I’m challenging myself to do a full data science project on a Kaggle data set in 14 days – including data understanding, preprocessing, modeling and evaluation. I’m sharing this to make sure I actually do it and to show a realistic portrayal of what is possible in 14 days if you’re not a Kaggle grandmaster.
I don’t know about you, but I’m part of the club of people who don’t get stuff done and procrastinate (or “do research”) until the deadline is fast approaching. So for this project I’m going for maximum accountability. And I’m inviting you to follow along:
Table of Contents
- Join me on this challenge
- Rules of the challenge
- The data set used
- Why the heck am I doing this to myself?
Join me on this challenge
Note: The challenge is over now, but you can still get access to all the code and updates here.

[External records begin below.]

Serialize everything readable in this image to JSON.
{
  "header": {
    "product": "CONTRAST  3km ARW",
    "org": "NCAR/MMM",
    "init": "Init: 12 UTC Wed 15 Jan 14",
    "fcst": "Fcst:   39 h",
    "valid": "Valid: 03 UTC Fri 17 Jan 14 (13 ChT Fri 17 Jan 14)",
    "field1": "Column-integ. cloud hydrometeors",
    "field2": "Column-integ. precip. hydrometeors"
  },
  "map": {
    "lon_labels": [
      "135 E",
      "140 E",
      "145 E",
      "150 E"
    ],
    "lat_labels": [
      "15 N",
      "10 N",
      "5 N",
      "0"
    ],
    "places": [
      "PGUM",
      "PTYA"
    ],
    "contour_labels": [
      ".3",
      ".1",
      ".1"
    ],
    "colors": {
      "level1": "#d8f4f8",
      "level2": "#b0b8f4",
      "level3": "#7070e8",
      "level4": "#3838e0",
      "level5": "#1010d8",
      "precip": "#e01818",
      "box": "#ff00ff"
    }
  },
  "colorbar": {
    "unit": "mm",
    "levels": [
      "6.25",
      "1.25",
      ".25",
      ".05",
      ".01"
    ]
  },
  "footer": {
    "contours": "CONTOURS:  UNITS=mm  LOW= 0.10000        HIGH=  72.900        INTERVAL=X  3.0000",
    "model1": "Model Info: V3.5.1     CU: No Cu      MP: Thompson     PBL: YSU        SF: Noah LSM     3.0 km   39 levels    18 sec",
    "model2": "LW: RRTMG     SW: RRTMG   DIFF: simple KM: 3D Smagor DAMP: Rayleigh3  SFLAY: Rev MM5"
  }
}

- code and/or a link to my current state of code
- interesting insights about the data, e.g. plots or first training results
- mistakes I made and tips on how to avoid or fix those in your own work
You have 2 options here:
- Code along and attempt the challenge yourself.
- Just observe and read the updates to see a realistic portrayal of data science work, no steps skipped.
- Okay, I lied, there is option 3: Switch between the two and jump in with a bit of code whenever you want. You can always take my code and change things, if you have a better idea on how to approach the topic.
You can unsubscribe at any time of course.
Rules of the challenge
Here are the simple rules:
- deadline: start on Monday, January 30th & finish on Sunday, February 12th
- limited time: I have a 9-5 job from Monday to Friday, so I really need to focus on the essentials.
- goal: Go through the stages of data understanding, modeling and evaluation. I will not have the best model out there, but every project improves our knowledge and techniques.
- no cheating: I’m not going to look at the results of other challenge participants.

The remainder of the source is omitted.